The Obama Gamble
This article is from the archive of The New York Sun before the launch of its new website in 2022. The Sun has neither altered nor updated such articles but will seek to correct any errors, mis-categorizations or other problems introduced during transfer.

Even with Hillary Clinton’s wide margin win in the West Virginia primary, Barack Obama will be the Democratic standard bearer in November. The Democrats’s rush to nominate Mr. Obama, the least vetted presidential candidate in memory, likely will cost them the fall election.
Many believe that the voters Mr. Obama needs for victory in November are trending to John McCain. Obviously, Team Obama is looking at a different trail to the 270 electoral votes needed to win the presidency.
West Virginia is thought of as a reliably Democratic state. The governor of that state, Joe Manchin, a Democrat, won office in a massive landslide. Both the senators of West Virginia — Robert Byrd and Jay Rockefeller — are completely safe as Democrat incumbents.
Historically, West Virginia’s politics have turned on two things: unions and culture. While the former usually controls electoral outcomes there, the later will likely deliver the state’s Electoral College votes to John McCain as it did for President Bush in 2000 and 2004.
West Virginia’s economy is dominated by coal-mining and other blue-collar, labor intensive industry. Unions dominate the state’s labor scene, and have made West Virginia a Democrat stronghold for most of the last 108 years.
But the second factor, traditional culture, has two aspects in particular that have made West Virginia a purple swing state in modern presidential elections.
Many West Virginians live in small towns, and are at least moderately religious. With this comes a belief in traditional marriage, commitment to family, and a heavy dose of national pride.

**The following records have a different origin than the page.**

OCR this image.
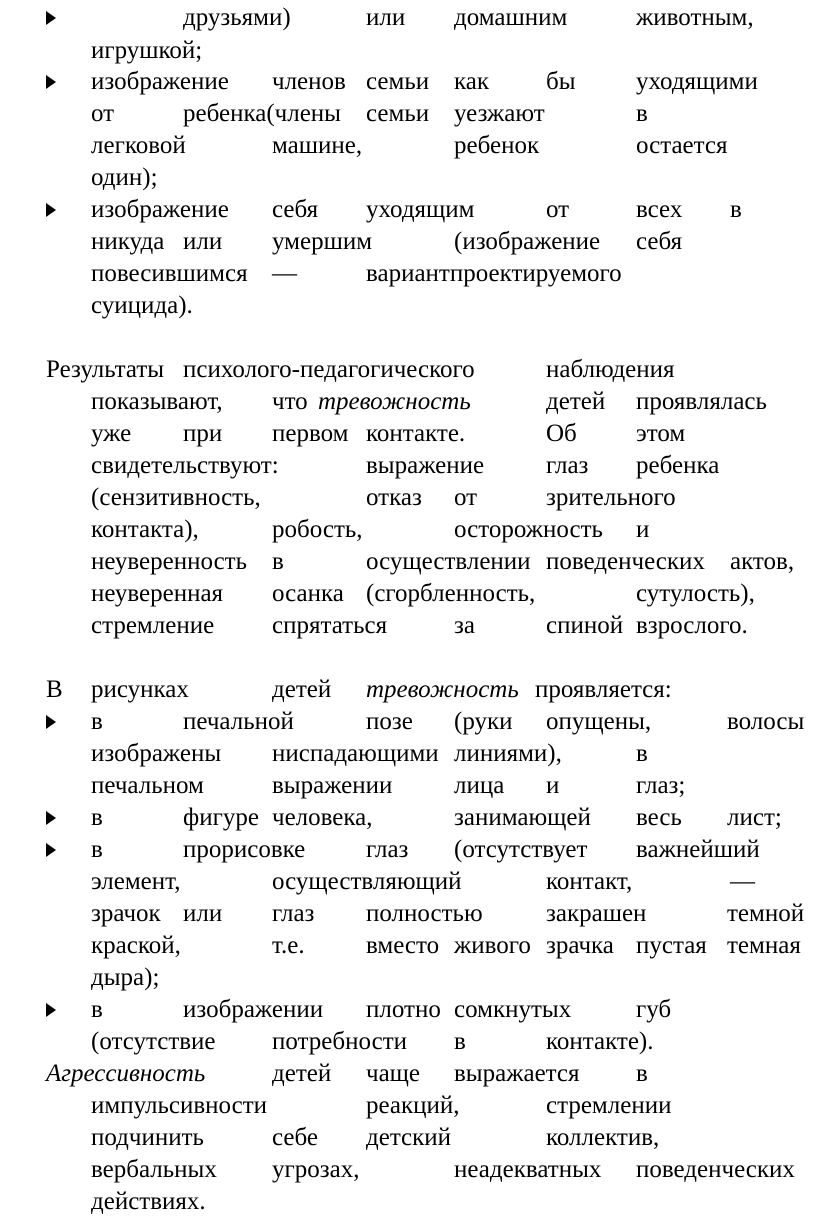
друзьями)	или домашним	животным,
игрушкой;
изображение членов семьи как бы уходящими
от	ребенка(члены семьи уезжают	в
легковой	машине,	ребенок	остается
один);
изображение себя уходящим	от	всех в
никуда или умершим	(изображение себя
повесившимся —	вариантпроектируемого
суицида).
Результаты психолого-педагогического	наблюдения
показывают, что тревожность	детей проявлялась
уже при первом контакте.	Об этом
свидетельствуют:	выражение глаз ребенка
(сензитивность,	отказ от	зрительного
контакта),	робость,	осторожность и
неуверенность в	осуществлении поведенческих актов,
неуверенная осанка (сгорбленность,	сутулость),
стремление спрятаться	за	спиной взрослого.
В рисунках	детей тревожность проявляется:
в	печальной	позе (руки опущены,	волосы
изображены ниспадающими линиями),	в
печальном	выражении лица и	глаз;
в	фигуре человека,	занимающей весь лист;
в	прорисовке глаз (отсутствует важнейший
элемент,	осуществляющий	контакт,	—
зрачок или глаз полностью	закрашен	темной
краской,	т.е. вместо живого зрачка пустая темная
дыра);
в	изображении плотно сомкнутых	губ
(отсутствие потребности в	контакте).
Агрессивность	детей чаще выражается в
импульсивности	реакций,	стремлении
подчинить	себе детский	коллектив,
вербальных угрозах,	неадекватных поведенческих
действиях.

Patriotism runs deep in the Mountain State. Nothing speaks more to the West Virginian focus on heritage than their commitment to Second Amendment freedoms. West Virginia is gun country, as are all the states along the Appalachian Trail, where the National Rifle Association is strong. Democrats are very successful in West Virginia, but almost without exception those Democrats make clear to voters their pledge to fight and protect for the right to keep and bear arms.
In the past two presidential elections those cultural issues drove West Virginia to vote for Mr. Bush. Al Gore did not hide his anti-gun credentials in 2000, and lost the state to Mr. Bush by six points. John Kerry similarly did not disavow his anti-gun record in 2004, and added to it his refusal to support traditional marriage. He lost the state to Mr. Bush by 13 points.

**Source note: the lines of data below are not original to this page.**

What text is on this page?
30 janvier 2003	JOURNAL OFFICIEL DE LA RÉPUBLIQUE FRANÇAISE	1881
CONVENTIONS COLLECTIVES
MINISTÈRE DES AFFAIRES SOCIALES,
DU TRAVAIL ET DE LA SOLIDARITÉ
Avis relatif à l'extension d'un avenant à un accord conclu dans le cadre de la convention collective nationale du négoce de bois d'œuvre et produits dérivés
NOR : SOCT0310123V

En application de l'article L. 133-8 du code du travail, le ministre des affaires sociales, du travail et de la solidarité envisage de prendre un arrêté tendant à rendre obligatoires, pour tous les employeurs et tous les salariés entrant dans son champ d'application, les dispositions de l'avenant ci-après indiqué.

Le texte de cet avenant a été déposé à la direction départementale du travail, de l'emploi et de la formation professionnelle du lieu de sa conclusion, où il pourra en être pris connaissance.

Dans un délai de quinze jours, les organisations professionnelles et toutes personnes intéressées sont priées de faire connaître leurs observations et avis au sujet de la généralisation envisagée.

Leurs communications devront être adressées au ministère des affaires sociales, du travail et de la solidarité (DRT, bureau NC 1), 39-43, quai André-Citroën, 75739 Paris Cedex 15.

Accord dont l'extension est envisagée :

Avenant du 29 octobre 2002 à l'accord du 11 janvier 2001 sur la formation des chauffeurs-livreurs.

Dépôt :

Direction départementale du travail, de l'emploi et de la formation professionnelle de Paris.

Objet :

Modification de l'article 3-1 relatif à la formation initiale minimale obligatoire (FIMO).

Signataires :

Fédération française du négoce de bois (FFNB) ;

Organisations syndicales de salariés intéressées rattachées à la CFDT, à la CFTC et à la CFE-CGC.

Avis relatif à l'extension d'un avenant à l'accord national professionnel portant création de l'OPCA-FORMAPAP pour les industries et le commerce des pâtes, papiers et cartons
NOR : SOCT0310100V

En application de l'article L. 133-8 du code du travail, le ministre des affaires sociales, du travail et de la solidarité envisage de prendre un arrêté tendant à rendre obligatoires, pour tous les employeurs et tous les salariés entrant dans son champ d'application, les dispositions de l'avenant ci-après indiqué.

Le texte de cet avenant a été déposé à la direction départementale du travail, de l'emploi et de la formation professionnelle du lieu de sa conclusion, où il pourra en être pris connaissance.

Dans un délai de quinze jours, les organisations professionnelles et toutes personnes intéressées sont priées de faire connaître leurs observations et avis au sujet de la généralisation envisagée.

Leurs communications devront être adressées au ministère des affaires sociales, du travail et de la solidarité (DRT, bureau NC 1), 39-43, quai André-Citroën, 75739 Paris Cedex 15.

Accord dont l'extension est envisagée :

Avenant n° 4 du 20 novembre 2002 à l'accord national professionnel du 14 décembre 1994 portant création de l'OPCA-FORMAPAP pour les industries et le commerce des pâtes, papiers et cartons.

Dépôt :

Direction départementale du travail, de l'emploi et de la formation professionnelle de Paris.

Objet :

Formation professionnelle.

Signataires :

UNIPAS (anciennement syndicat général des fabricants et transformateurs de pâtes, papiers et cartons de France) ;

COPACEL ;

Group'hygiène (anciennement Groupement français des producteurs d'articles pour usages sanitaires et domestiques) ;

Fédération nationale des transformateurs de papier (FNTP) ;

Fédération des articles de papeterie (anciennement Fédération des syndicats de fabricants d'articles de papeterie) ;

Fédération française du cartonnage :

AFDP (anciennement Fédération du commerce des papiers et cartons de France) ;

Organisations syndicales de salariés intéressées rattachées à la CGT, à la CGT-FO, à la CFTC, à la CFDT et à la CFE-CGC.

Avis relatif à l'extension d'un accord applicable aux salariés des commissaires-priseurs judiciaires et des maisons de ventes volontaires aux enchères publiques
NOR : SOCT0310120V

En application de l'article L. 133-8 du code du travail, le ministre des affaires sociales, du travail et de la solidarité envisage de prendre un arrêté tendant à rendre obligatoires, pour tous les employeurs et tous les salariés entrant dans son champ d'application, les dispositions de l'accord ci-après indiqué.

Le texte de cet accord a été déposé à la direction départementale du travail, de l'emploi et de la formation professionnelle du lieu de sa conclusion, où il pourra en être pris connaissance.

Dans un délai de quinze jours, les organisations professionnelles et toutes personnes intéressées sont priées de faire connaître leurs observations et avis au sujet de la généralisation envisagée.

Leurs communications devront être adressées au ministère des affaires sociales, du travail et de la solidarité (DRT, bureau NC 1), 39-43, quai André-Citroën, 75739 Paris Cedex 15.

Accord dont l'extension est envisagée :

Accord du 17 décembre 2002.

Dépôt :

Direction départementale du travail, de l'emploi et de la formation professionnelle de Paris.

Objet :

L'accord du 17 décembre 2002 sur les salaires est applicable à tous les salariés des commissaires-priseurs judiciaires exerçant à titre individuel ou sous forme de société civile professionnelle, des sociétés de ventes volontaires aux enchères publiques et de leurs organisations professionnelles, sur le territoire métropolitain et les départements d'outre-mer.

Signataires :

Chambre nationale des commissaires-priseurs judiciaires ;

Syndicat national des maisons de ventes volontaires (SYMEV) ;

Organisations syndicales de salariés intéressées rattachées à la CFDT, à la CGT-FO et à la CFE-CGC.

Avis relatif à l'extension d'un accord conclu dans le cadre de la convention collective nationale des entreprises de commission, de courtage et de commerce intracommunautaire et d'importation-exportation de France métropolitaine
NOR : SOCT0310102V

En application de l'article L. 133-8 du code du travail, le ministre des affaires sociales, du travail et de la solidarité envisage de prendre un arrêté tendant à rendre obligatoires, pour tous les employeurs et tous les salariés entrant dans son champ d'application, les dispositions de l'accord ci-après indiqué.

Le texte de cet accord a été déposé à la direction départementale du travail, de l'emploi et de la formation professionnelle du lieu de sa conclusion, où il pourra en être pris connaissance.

So how does Senator Obama respond to the clear challenge he has with white working class voters. He tells them the Appalachian Trail is not his path to the White House. With statements reminiscent of Marx’s “opiate of the masses,” Mr. Obama suggests guns and religion are emotional crutches for blue-collar workers.
Consequently, Mr. Obama failed to connect with West Virginia voters. He drove many of them straight into Mrs. Clinton’s waiting arms and he seems to be executing the same strategy in the Bluegrass State of Kentucky. To lose both states by wide margins (presuming he looses Kentucky as well) does not bode well for him in the general election. He has placed his electoral bet on other states and voter coalitions.
But this problem is larger than West Virginia and Kentucky, again, presuming she also wins that primary. There are millions of similar voters in Pennsylvania, Ohio, Michigan, and other states without which Mr. Obama cannot win the White House. And Mrs. Clinton has beaten Mr. Obama in every single one of them, often by wide margins.
Liberals and the writers of “Saturday Night Live” may say these voters will shun Mr. Obama because he is black and they are racist. Nonsense.
Just like high-minded liberals, these voters vote based upon their values and priorities. In West Virginia, they overwhelmingly chose Mrs. Clinton because she didn’t write them off.
While some of those voters might go for Mr. Obama in the fall, many will not. Mr. McCain will get more of these Democrat votes if he can maintain an authentic contrast on faith, guns, and patriotism.
So as Mr. Obama panders to those in his party, he alienates millions of working class voters, particularly so-called Reagan Democrats.
In that sense, the way Mr. Obama lost the West Virginia primary could be a harbinger of a November defeat.
Mr. Blackwell is a contributing editor of The New York Sun.